Fucked if I know. I suppose that these questions will get worked out by the doing. After all, that’s how most stuff gets worked out . . . by applying yourself to the problem.

Path (click on images to enlarge)

One thing I do know is that we are all pretty much stuck, struck, confined and bound by certain in-born proclivities. Sure, we change, sometimes for the better, sometimes for the worse. Evolution/devolution makes sense to me, so does the idea that every so often things (including us) go through radical, seismic changes.

And so it goes . . .

Mississippi River



Last week I postulated that, for me, photography is about process, growing, learning. I understand that there are other reasons folks take pictures, one of the main ones being to record an event. (Though these days the good-old record-an-event approach is more often than not tied in with the let’s-post-this-to-show-friends-my-charmed-life thing. And we all know that when photos are meant to be used as public relations it tends to shift the motivation for their creation.)

If you set out to record aspects of your life that you think are interesting, and if you want to share those images, I got no beef with that. We all do it. But if you want to call yourself a photographer, if you want to hone and learn from your practice, the only person you should be trying to impress is yourself. And you shouldn’t be too easily impressed, either.
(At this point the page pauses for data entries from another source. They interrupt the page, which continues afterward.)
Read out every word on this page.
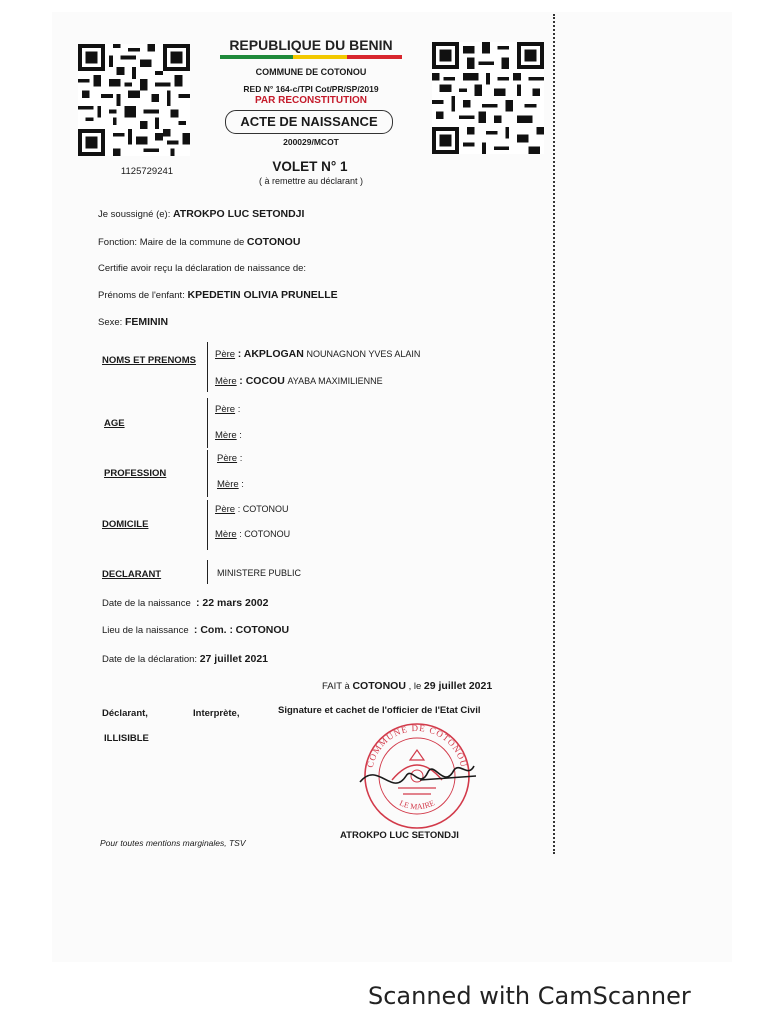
1125729241
REPUBLIQUE DU BENIN
COMMUNE DE COTONOU
RED N° 164-c/TPI Cot/PR/SP/2019
PAR RECONSTITUTION
ACTE DE NAISSANCE
200029/MCOT
VOLET N° 1
( à remettre au déclarant )
Je soussigné (e): ATROKPO LUC SETONDJI
Fonction: Maire de la commune de COTONOU
Certifie avoir reçu la déclaration de naissance de:
Prénoms de l'enfant: KPEDETIN OLIVIA PRUNELLE
Sexe: FEMININ
NOMS ET PRENOMS
Père : AKPLOGAN NOUNAGNON YVES ALAIN
Mère : COCOU AYABA MAXIMILIENNE
AGE
Père :
Mère :
PROFESSION
Père :
Mère :
DOMICILE
Père : COTONOU
Mère : COTONOU
DECLARANT	MINISTERE PUBLIC
Date de la naissance : 22 mars 2002
Lieu de la naissance : Com. : COTONOU
Date de la déclaration: 27 juillet 2021
FAIT à COTONOU , le 29 juillet 2021
Déclarant,	Interprète,	Signature et cachet de l'officier de l'Etat Civil
ILLISIBLE
COMMUNE DE COTONOU
LE MAIRE
Pour toutes mentions marginales, TSV
ATROKPO LUC SETONDJI
Scanned with CamScanner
I’m trying to photograph the future. That’s my current project. It’s out there, the future is.

Here are a couple of quotes from author William Gibson, whose book The Peripheral has inspired and informed this project:

“The future is already here, it’s just not evenly distributed.”

When people write imaginary futures, they’re never about the future. They can only be about the moment in which they were written, and the known history before that. We don’t have anything else.”

I’m not going to go into any real detail about THE FUTURE right now. Over time I’ll dribble (or is that: drool?) out more bits and pieces of this puzzle as they occur to me. But I do want to say that I have noticed that this is the first project I’ve done which embraces all three forms of shooting which I seem to be interested in. Namely: portrait, landscape and street. How all these will mesh together remains, like the future, to be seen.

I welcome your comments. No vitriol please, but contrary opinions and insights are welcome.

Author: Tony Fouhse

Tony is an Ottawa-based photographer.

4 thoughts on “HAUNTED”

  1. I’m interested and encouraged to hear you acknowledge the fluid nature of such a new project, trusting that it will become more defined and singular, in part by doing it. I imagine it must involve being open to the unpredictable, accepting the occasional blind alley, and the discipline to refine and distill the work in the end.

    I’ve yet to embark on a subject in this way, and interested to follow your progress.
    Thanks Tony.

  2. Thanks for the thoughts Glenn.
    To answer your question from my perspective (and from my ambition for the project): How we imagine the future is based upon more than sci-fi movies. It is, I believe, based upon the news we consume, the death of a loved one, fears we have, any history we might remember, books we’re read, the people we know, our politics and the list goes on and on.
    Everything we imagine and project is the result of many, many things. The aim of the project is to tap into those things in myself and hope that there is some kind of universality at work in the work.

  3. Photographing the future: two initial thoughts come to mind. First, seeing images of would be reference to some sci-fi movie I’ve seen before. And, a photograph capturing something about to happen (obvious or hinted). The first thought being literal and the second more engaging. What other ways can you capture the future???

  4. I’m excited to see The Future through your eyes. I love that quote by William Gibson, one of my fave authors.